Humanists believe that each person is unique and the focus of the approach is on the subjective feelings and emotions of individuals. This is referred to as ideographic, meaning that it focuses on the uniqueness of the individual rather than common laws or the similarity of personality. Humanists propose that humans do have free will and are not the sole product of their environment or childhood experiences. Humanists argue that people and personality should be viewed as a whole and that the breaking down of various aspects of personality results in the loss of the whole.
Rogers (1902-1987) believed that all people have a tendency to self actualise, or attempt to reach their full potential.

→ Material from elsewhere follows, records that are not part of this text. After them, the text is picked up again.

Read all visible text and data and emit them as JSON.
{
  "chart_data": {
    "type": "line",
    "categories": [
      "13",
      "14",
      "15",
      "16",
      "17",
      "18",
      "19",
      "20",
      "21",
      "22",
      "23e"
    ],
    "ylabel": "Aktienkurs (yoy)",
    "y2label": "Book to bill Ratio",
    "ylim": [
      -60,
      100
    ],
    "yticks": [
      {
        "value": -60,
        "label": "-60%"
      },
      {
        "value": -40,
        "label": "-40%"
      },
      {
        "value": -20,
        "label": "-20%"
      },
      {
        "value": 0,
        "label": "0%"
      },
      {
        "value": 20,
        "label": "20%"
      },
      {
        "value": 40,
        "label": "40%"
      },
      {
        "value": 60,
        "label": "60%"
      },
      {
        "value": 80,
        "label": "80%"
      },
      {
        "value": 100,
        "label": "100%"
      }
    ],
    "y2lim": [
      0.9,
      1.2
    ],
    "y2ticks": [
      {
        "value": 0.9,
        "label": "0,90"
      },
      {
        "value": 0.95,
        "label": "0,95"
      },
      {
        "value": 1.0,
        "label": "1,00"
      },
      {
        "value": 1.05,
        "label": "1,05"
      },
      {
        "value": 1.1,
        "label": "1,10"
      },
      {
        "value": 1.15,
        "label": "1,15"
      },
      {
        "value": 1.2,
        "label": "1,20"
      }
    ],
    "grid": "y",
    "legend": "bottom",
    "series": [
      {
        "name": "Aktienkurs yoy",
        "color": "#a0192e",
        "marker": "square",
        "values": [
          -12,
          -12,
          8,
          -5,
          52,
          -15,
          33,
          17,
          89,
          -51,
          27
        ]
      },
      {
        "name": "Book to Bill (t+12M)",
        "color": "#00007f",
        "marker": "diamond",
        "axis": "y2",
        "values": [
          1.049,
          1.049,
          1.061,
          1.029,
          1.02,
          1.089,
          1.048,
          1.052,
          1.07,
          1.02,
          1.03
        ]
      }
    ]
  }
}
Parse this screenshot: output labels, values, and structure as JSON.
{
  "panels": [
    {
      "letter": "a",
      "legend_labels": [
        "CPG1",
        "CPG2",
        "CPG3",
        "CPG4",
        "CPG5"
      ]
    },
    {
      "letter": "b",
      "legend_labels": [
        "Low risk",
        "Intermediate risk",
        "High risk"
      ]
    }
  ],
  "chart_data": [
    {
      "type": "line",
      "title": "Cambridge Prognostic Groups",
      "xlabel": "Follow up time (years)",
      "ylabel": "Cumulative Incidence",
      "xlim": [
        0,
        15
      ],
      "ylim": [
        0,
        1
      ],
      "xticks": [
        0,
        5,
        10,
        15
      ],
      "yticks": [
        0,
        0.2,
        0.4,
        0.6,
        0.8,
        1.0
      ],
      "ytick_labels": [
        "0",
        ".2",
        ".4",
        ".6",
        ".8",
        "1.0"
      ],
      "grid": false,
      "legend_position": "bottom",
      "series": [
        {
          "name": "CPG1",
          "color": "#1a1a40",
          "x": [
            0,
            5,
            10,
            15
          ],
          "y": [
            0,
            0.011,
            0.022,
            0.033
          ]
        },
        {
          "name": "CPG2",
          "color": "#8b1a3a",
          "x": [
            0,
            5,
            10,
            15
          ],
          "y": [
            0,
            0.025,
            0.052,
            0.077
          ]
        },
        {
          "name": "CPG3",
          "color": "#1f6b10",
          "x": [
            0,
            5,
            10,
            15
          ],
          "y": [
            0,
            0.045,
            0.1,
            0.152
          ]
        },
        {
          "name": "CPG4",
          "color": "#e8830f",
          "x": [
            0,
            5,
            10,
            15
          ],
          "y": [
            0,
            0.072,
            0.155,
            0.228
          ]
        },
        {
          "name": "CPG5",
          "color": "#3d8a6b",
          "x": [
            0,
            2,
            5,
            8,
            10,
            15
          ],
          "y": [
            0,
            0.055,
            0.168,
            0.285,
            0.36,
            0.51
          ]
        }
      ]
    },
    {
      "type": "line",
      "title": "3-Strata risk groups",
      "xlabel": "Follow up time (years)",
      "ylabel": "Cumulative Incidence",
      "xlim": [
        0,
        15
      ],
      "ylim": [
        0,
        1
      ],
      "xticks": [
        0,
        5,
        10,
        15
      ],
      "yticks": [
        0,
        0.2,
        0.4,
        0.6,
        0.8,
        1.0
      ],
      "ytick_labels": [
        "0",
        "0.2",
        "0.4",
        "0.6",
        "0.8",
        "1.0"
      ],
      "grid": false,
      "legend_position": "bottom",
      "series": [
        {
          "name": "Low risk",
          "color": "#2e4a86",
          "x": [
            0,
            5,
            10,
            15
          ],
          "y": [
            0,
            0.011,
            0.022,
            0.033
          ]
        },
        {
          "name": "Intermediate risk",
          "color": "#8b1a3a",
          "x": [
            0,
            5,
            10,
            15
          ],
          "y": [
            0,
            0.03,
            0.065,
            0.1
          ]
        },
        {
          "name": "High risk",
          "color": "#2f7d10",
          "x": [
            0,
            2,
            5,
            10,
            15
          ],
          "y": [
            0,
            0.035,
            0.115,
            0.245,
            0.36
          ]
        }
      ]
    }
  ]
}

This can be anything from playing a sport to writing an essay. People self actualise in different ways and through different achievements. Rogers (1980) assumed that we need love from other people; he called this unconditional positive regard. This unconditional positive regard is seen in the unconditional love of a mother to a child. Rogers argued that this love is essential to well adjusted adults. He went on to state that many adult problems can be as a result of not receiving this positive regard.

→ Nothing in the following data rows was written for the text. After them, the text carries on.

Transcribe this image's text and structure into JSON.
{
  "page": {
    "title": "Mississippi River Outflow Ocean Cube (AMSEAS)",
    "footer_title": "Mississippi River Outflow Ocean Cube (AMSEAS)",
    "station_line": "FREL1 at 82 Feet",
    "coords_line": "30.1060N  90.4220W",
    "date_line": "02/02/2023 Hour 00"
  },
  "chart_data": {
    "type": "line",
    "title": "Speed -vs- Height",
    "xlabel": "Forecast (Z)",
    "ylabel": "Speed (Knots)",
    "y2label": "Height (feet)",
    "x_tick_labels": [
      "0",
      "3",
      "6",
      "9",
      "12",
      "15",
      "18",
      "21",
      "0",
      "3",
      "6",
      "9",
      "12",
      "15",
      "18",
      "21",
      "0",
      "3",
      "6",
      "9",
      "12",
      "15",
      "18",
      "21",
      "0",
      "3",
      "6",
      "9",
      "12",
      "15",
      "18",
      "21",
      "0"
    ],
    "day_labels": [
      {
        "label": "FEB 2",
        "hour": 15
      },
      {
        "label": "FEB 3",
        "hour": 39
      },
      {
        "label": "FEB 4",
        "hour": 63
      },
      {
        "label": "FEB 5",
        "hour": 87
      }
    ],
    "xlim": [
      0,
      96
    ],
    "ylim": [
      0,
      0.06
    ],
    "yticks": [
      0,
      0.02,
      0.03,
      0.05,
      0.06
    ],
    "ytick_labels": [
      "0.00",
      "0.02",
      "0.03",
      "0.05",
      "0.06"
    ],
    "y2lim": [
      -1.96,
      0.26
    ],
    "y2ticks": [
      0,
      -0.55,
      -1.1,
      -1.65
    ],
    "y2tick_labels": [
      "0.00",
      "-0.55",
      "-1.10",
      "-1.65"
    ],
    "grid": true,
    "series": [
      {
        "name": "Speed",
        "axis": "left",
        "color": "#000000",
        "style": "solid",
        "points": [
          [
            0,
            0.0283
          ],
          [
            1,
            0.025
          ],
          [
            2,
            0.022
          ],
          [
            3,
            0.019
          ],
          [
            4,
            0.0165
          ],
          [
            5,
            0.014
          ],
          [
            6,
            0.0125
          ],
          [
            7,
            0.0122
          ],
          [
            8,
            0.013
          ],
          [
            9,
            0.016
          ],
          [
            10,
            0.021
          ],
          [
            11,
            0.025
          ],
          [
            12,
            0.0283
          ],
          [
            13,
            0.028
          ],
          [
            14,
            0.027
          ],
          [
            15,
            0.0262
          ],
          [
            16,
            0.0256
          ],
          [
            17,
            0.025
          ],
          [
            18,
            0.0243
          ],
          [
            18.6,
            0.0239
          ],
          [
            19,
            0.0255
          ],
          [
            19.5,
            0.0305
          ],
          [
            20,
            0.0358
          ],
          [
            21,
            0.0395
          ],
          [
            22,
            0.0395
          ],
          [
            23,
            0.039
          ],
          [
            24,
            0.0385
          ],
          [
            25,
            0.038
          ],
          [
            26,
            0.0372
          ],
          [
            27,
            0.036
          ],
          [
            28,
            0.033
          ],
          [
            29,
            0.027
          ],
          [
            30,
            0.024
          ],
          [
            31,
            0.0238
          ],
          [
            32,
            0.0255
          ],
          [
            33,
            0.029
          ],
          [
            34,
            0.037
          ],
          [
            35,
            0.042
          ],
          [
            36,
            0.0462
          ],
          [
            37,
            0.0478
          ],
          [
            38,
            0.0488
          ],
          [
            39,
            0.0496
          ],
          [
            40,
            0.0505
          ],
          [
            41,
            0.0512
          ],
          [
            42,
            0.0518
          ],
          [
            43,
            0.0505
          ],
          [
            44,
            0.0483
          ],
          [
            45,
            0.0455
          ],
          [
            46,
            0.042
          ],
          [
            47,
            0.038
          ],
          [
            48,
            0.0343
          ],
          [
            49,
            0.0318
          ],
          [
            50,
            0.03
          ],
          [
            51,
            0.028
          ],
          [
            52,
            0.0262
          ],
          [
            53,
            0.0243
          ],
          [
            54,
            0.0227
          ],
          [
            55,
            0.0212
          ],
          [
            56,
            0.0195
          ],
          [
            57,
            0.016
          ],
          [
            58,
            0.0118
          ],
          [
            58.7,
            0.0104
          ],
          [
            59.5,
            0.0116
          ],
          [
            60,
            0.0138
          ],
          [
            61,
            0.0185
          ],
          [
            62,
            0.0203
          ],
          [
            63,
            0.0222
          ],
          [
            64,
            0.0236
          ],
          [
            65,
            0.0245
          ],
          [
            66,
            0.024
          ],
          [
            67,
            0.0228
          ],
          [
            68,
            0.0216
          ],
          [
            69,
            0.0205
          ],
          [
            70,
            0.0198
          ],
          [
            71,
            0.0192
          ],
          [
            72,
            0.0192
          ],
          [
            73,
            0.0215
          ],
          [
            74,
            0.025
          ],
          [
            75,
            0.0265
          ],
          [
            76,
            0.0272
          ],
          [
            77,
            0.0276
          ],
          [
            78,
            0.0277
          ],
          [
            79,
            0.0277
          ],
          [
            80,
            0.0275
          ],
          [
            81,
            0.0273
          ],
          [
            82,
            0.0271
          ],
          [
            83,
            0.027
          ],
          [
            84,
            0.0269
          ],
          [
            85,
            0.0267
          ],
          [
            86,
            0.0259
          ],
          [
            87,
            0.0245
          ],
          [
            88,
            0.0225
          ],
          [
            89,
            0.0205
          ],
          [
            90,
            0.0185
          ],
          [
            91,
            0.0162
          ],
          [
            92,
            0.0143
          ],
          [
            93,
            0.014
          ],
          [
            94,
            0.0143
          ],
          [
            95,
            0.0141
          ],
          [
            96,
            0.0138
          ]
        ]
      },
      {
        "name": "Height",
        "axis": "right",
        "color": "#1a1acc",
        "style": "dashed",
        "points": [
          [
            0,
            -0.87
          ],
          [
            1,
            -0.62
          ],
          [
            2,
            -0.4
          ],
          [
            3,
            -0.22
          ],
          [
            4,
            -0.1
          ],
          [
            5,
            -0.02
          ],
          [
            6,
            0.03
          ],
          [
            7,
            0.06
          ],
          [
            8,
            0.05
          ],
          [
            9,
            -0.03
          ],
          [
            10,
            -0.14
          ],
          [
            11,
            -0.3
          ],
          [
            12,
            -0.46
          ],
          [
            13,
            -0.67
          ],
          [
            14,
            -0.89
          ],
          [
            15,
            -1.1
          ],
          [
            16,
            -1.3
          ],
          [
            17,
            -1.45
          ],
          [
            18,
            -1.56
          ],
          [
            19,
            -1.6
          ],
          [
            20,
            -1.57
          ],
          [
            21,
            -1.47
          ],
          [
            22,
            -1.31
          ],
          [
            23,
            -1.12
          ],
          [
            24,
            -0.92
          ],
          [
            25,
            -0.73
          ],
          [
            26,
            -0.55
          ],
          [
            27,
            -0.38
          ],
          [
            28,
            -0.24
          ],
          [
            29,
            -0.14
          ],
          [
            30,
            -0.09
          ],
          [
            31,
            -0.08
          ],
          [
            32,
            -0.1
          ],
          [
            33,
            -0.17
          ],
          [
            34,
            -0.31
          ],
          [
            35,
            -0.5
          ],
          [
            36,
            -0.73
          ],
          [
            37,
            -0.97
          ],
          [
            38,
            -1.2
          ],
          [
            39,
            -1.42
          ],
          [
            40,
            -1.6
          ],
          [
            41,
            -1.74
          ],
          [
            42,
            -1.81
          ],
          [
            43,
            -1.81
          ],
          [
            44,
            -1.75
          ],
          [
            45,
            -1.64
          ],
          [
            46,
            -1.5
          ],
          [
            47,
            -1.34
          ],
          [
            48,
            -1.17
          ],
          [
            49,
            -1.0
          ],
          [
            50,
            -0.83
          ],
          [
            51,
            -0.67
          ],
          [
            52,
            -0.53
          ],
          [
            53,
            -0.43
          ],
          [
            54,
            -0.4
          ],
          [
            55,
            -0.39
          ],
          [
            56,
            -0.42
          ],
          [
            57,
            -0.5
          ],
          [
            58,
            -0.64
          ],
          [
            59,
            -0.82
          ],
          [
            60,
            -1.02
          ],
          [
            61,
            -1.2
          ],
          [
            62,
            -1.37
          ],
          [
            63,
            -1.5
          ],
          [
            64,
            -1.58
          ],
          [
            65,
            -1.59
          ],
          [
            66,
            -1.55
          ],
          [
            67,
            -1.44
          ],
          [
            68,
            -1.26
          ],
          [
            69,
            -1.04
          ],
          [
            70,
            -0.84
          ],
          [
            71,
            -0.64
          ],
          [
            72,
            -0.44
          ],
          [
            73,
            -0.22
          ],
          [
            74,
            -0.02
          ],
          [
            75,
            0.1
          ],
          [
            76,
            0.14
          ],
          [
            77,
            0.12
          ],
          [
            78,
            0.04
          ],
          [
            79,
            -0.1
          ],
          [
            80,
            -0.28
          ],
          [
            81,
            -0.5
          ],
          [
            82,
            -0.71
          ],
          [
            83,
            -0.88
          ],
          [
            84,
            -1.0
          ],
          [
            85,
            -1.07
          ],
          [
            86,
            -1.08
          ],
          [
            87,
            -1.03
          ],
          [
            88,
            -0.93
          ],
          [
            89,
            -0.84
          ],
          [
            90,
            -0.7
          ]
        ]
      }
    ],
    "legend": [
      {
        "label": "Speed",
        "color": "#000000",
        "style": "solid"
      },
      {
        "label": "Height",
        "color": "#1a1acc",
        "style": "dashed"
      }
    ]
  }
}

Using his theories Rogers developed client centred therapy, Rogers would treat his clients with unconditional positive regard so that he could restore their lack of it. Rogers believed that many adult problems arose when people’s concept of themselves were incongruent with their actual experiences. For example, someone may think that a football player played well in a game setting up two goals, but the player them self might not agree thinking that they should have scored at least once. Rogers believed that a balance between this self view and the view of the world led to satisfaction and incongruence leads to conflict. (Rogers, 1951)
Humanism promotes the idea that humans have free will to choose how they act and behave, the idea of personal responsibility and the idea that humans do not just passively respond to environmental stimuli. The approach also recognises a person as having their own needs as an individual. The humanist approach adds validity to the subjective experience and feelings of the here and now. Humanism rejects the scientific approach as this does not allow for thoughts and feelings to be taken into account. This has meant that little objective evidence is available. Humanists believe that the lack of objective material is not relevant as long as people benefit from the humanist approach to therapy, and lead better lives. (Pennington, 2002)

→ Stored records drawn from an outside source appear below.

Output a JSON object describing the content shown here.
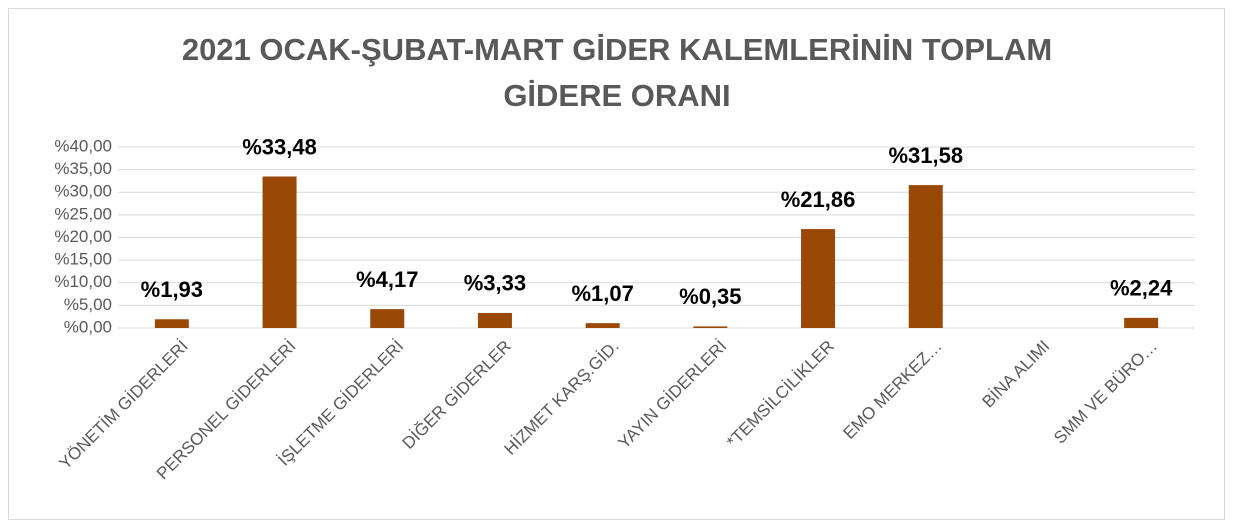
{
  "chart_data": {
    "type": "bar",
    "title": [
      "2021 OCAK-ŞUBAT-MART GİDER KALEMLERİNİN TOPLAM",
      "GİDERE ORANI"
    ],
    "categories": [
      "YÖNETİM GİDERLERİ",
      "PERSONEL GİDERLERİ",
      "İŞLETME GİDERLERİ",
      "DİĞER GİDERLER",
      "HİZMET KARŞ.GİD.",
      "YAYIN GİDERLERİ",
      "*TEMSİLCİLİKLER",
      "EMO MERKEZ…",
      "BİNA ALIMI",
      "SMM VE BÜRO…"
    ],
    "values": [
      1.93,
      33.48,
      4.17,
      3.33,
      1.07,
      0.35,
      21.86,
      31.58,
      null,
      2.24
    ],
    "value_labels": [
      "%1,93",
      "%33,48",
      "%4,17",
      "%3,33",
      "%1,07",
      "%0,35",
      "%21,86",
      "%31,58",
      null,
      "%2,24"
    ],
    "color": "#9a4806",
    "ylim": [
      0,
      40
    ],
    "yticks": [
      {
        "value": 0,
        "label": "%0,00"
      },
      {
        "value": 5,
        "label": "%5,00"
      },
      {
        "value": 10,
        "label": "%10,00"
      },
      {
        "value": 15,
        "label": "%15,00"
      },
      {
        "value": 20,
        "label": "%20,00"
      },
      {
        "value": 25,
        "label": "%25,00"
      },
      {
        "value": 30,
        "label": "%30,00"
      },
      {
        "value": 35,
        "label": "%35,00"
      },
      {
        "value": 40,
        "label": "%40,00"
      }
    ],
    "grid": true
  }
}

Having looked at the three main approaches to psychology it can be seen that all three have differing views and approaches to the psychology field. Behaviourism is the more scientific approach that enabled the study of the mind to stand up against other sciences. Freud and psychodynamics was the first force of psychology that has got Freud the nickname ‘godfather of psychology’. Rogers drew on both behaviourism and psychodynamics to come up with theories of the ‘whole’ self. The study of the mind can not be categorised into just one field of study. To truly understand the psychology of the human psyche one must use all three approaches and even add their own interpretation to this ever expanding field of study. Can we ever truly understand our own mind? The search goes on.